The FTC settled its charges with Toysmart, proposing a federal district court order that would require Toysmart to delete any information collected in violation of COPPA, prohibit Toysmart from misrepresenting its information collection practices, and bar the company from disclosing customer information, except as allowed by a related bankruptcy order. As part of the settlement, a proposed bankruptcy order would allow the company to sell its customer information to a "qualified buyer" that would take over Toysmart's Web site and adhere to Toysmart's privacy policies as its successor-interest. Customers would be required to give their affirmative consent ("opt-in") to any new uses of their information.
However, the Bankruptcy Court rejected a motion by Toysmart to enter a settlement with the FTC, stating that the court would impose no pre-set restrictions on the sale of Toysmart's assets since no buyer had come forward. The court indicated it would hear objections to an asset sale if a new buyer made an offer.
"What this case showed us was that the FTC is willing to step in and say 'even after death, companies are to be regulated on data,'" explains Claypoole. "We'll see where that kind of thought goes."
Indeed, the territory is new and uncharted at least at these depths. "A lot depends on what the data was intended to be used for," says Claypoole. "For example, if DNA was collected from employees as part of a health screening, that information is generally protected. But, if the DNA was collected as part of an employee ID system, the DNA can be sold."
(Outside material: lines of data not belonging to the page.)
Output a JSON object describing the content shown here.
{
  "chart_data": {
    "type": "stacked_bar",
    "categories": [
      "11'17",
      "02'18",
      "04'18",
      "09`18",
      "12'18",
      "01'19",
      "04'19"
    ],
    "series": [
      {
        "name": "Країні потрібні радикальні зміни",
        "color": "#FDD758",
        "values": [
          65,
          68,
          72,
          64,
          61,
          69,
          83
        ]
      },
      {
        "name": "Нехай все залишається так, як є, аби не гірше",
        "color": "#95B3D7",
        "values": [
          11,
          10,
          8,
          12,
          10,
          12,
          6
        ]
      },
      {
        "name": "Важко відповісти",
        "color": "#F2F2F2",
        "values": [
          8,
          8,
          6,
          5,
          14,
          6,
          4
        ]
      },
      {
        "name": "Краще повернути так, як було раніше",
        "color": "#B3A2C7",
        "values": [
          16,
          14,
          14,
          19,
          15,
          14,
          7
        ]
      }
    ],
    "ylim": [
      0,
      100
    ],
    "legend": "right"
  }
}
Liability Issues for IT Increasing?
For now, CIOs are in a precarious position. "CIOs and CEOs can't destroy the data or they could be charged with destroying a company asset," explains Claypoole. "Yet, you can't ignore the issue because it could come back to haunt you later."
In a desperate effort to either cope or profit, some CIOs and CEOs are taking their own steps and storing data elsewhere or even taking servers home, says Sanjay Anand, president of consulting and training firm GRC Group, and dubbed "Mr. Sarbanes-Oxley" by many in the industry.
"Generally the CIO's personal liability is very limited as long as adherence to guidelines is demonstrated," says Anand. "But we are hearing of cases where CIOs are directly responsible for the drives going missing, and in those cases we have already seen the first signs of litigation."
The thorniest problem is when IT people working offshore for U.S. companies make off with servers, drives or data, he says. It's hard for U.S. companies to track the IT people down, though the firms have started to litigate the issue, Anand says.
Eventually the matter may be sorted out in a regulatory way, but don't look for immediate answers, Anand says. "The new administration has its hands full with broader financial issues, and is unlikely to focus on just this narrow aspect anytime soon," says Anand.